Kartalkaya’daki otel yangını, yalnızca bir felaket değil, aynı zamanda büyük bir sorumsuzluğun da yansıması oldu. 21 Ocak 2025 gecesi, huzurlu bir tatil hayaliyle dolup taşan Grand Kartal Otel’de çıkan yangın, geride 78 canın kül olduğu bir enkaz ve derin bir acı bıraktı. Tatil yapmak için gelenlerin umutları, aileleri ve hayatları birkaç saat içinde yok oldu.

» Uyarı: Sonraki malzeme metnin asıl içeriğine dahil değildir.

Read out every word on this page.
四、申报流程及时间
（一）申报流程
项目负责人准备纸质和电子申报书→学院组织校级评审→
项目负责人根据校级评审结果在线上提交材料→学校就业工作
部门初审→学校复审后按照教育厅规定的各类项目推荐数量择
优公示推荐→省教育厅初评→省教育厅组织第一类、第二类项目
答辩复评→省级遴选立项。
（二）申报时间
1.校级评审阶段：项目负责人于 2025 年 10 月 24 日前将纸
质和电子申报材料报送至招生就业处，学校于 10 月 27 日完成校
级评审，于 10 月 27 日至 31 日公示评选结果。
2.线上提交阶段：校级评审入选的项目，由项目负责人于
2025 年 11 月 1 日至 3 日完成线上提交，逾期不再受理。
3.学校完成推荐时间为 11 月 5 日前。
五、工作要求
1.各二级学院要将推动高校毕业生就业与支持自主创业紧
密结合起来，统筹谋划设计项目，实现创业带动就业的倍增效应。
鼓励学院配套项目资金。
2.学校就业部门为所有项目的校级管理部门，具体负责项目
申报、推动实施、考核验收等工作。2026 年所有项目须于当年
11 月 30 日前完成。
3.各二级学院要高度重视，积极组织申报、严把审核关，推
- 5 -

Ne yazık ki, ihmalin bedeli ağır oldu ve bu bedel bizlere güvenlik tedbirlerinin ihmal edilemeyeceğini acı bir şekilde hatırlattı.

Felaketin İlk Dakikaları

Otelin restoran kısmında başladığı belirtilen yangın, kısa sürede 12 katlı yapıya yayıldı. Ancak itfaiyenin geç müdahalesi, yangın merdivenlerinin yetersizliği ve yangın söndürme sistemlerinin çalışmaması, facianın boyutlarını katladı. Gerçek şu ki, bu yangın bir felakete dönüşmeden önce önlenebilirdi. Bir otel, misafirlerinin güvenliği için her türlü tedbiri almalıydı. Ama alınmamıştı ve bunun bedelini 78 kişi ödedi.

Felaket Geliyorum Dedi

Yangınla ilgili detaylar ortaya çıktıkça, felaketin ne kadar önlenebilir olduğu bir kez daha gözler önüne serildi. İçişleri Bakanı Ali Yerlikaya'nın açıklamasına göre, otelde 238 misafir vardı. Fakat yangına karşı gerekli güvenlik önlemleri alınmamıştı; bazı yangın kapıları kilitliydi. Bu ihmallerin bedeli, yalnızca hayatları değil, geleceği de yok etti. "Zaman, bir şekilde ihmallerin bedelini ödetir," denebilir. Şimdi sorulması gereken, bu ihmallerin hesabını kim verecek?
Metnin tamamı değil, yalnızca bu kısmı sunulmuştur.